Hace unos días la policía llegó a casa de una mujer. Se la llevaron a una unidad psiquiátrica de un hospital. Le dijeron que lo que pensaba era mentira y la ataron a una cama. La mujer no entendía por qué lo hacían. No se había mostrado agresiva pero le dijeron que así podía descansar mejor por la noche, sin peligro de que se cayera o de hacerse daño. Atar es una práctica que muchas profesionales consideran necesaria en determinadas circunstancias pero muchas de ellas no son conscientes del trato indigno e inhumano que se les dispensa a las personas que lo sufren. Es lo que hay. Así son las cosas. Ven tú y me cuentas otra forma. La sociedad debería reflexionar sobre cómo tratan a aquellas personas que se las sitúa en los márgenes. O mejor por qué se las sitúa en los márgenes. Se construyen centros que se convierten en contenedores de usuarios, de reclusos, de pacientes. Lugares donde permanecen.
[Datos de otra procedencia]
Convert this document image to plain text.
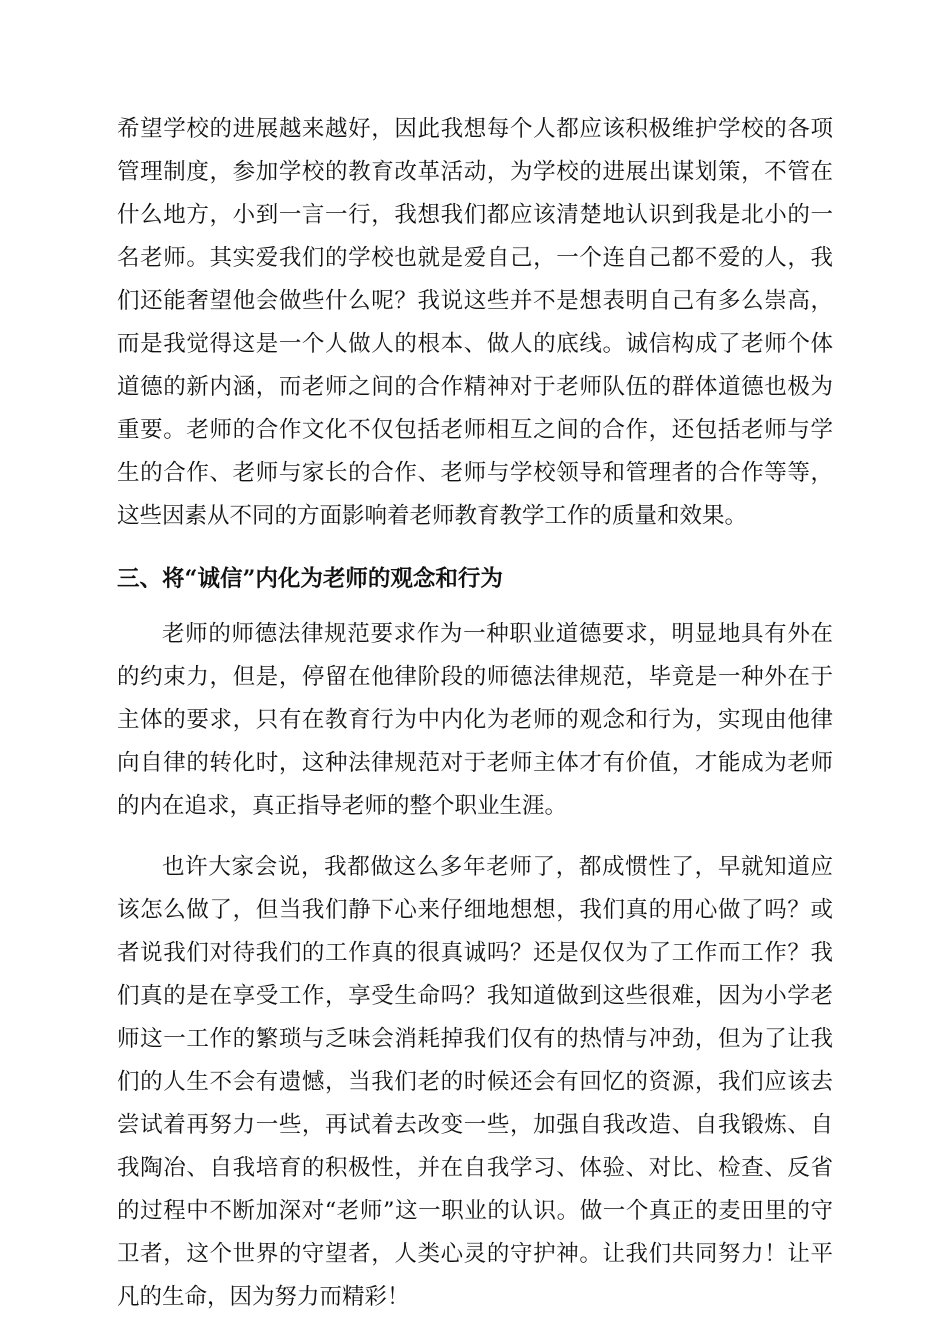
希望学校的进展越来越好，因此我想每个人都应该积极维护学校的各项管理制度，参加学校的教育改革活动，为学校的进展出谋划策，不管在什么地方，小到一言一行，我想我们都应该清楚地认识到我是北小的一名老师。其实爱我们的学校也就是爱自己，一个连自己都不爱的人，我们还能奢望他会做些什么呢？我说这些并不是想表明自己有多么崇高，而是我觉得这是一个人做人的根本、做人的底线。诚信构成了老师个体道德的新内涵，而老师之间的合作精神对于老师队伍的群体道德也极为重要。老师的合作文化不仅包括老师相互之间的合作，还包括老师与学生的合作、老师与家长的合作、老师与学校领导和管理者的合作等等，这些因素从不同的方面影响着老师教育教学工作的质量和效果。

三、将“诚信”内化为老师的观念和行为

老师的师德法律规范要求作为一种职业道德要求，明显地具有外在的约束力，但是，停留在他律阶段的师德法律规范，毕竟是一种外在于主体的要求，只有在教育行为中内化为老师的观念和行为，实现由他律向自律的转化时，这种法律规范对于老师主体才有价值，才能成为老师的内在追求，真正指导老师的整个职业生涯。

也许大家会说，我都做这么多年老师了，都成惯性了，早就知道应该怎么做了，但当我们静下心来仔细地想想，我们真的用心做了吗？或者说我们对待我们的工作真的很真诚吗？还是仅仅为了工作而工作？我们真的是在享受工作，享受生命吗？我知道做到这些很难，因为小学老师这一工作的繁琐与乏味会消耗掉我们仅有的热情与冲劲，但为了让我们的人生不会有遗憾，当我们老的时候还会有回忆的资源，我们应该去尝试着再努力一些，再试着去改变一些，加强自我改造、自我锻炼、自我陶冶、自我培育的积极性，并在自我学习、体验、对比、检查、反省的过程中不断加深对“老师”这一职业的认识。做一个真正的麦田里的守卫者，这个世界的守望者，人类心灵的守护神。让我们共同努力！让平凡的生命，因为努力而精彩！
A veces hasta morir. A veces de la manera más indigna posible. En la sociedad de la productividad, las ancianas son un colectivo no productivo por lo que pueden morir sin problema. Las residencias son lugares donde se espera a la muerte.
Las marginadas o las marginales. Las delincuentes, las locas, las viejas y las inmigrantes. Para las delincuentes se construyen cárceles. Para las locas, psiquiátricos. Para las viejas, residencias. Para las inmigrantes, centros de internamiento. Entrar en cada uno de estos centros es el inicio de un camino de pérdida de derechos y de dignidad. Los espacios contenedor sirven para instalar a las que sobran. A las prescindibles. El resto es la sociedad productiva, la que ve en la explotación, libertad. La que vive con miedo, la que se asusta del paso del tiempo, de lo diferente y de la pobreza. La que ata. La que sin mucha consciencia también vive aprisionada. Esta sociedad es la que aparta a las marginadas. Tenemos, sin duda, que reflexionar sobre cómo nos tratamos y qué queremos para poder derribar cada uno de los espacios contenedor. No podemos aspirar a un mundo diferente manteniendo el trato denigrante, principalmente institucional, que se proporciona a determinadas personas. No es una tarea sencilla puesto que hay una tendencia a querer encerrar aquello que no nos gusta [lo expulso], que nos asusta [lo curo] o que nos amenaza [lo encarcelo]. Como si encerrándolo, acabáramos con ello. Podemos empezar a pensar que si no es con buen trato, no es buena solución. Un trato digno.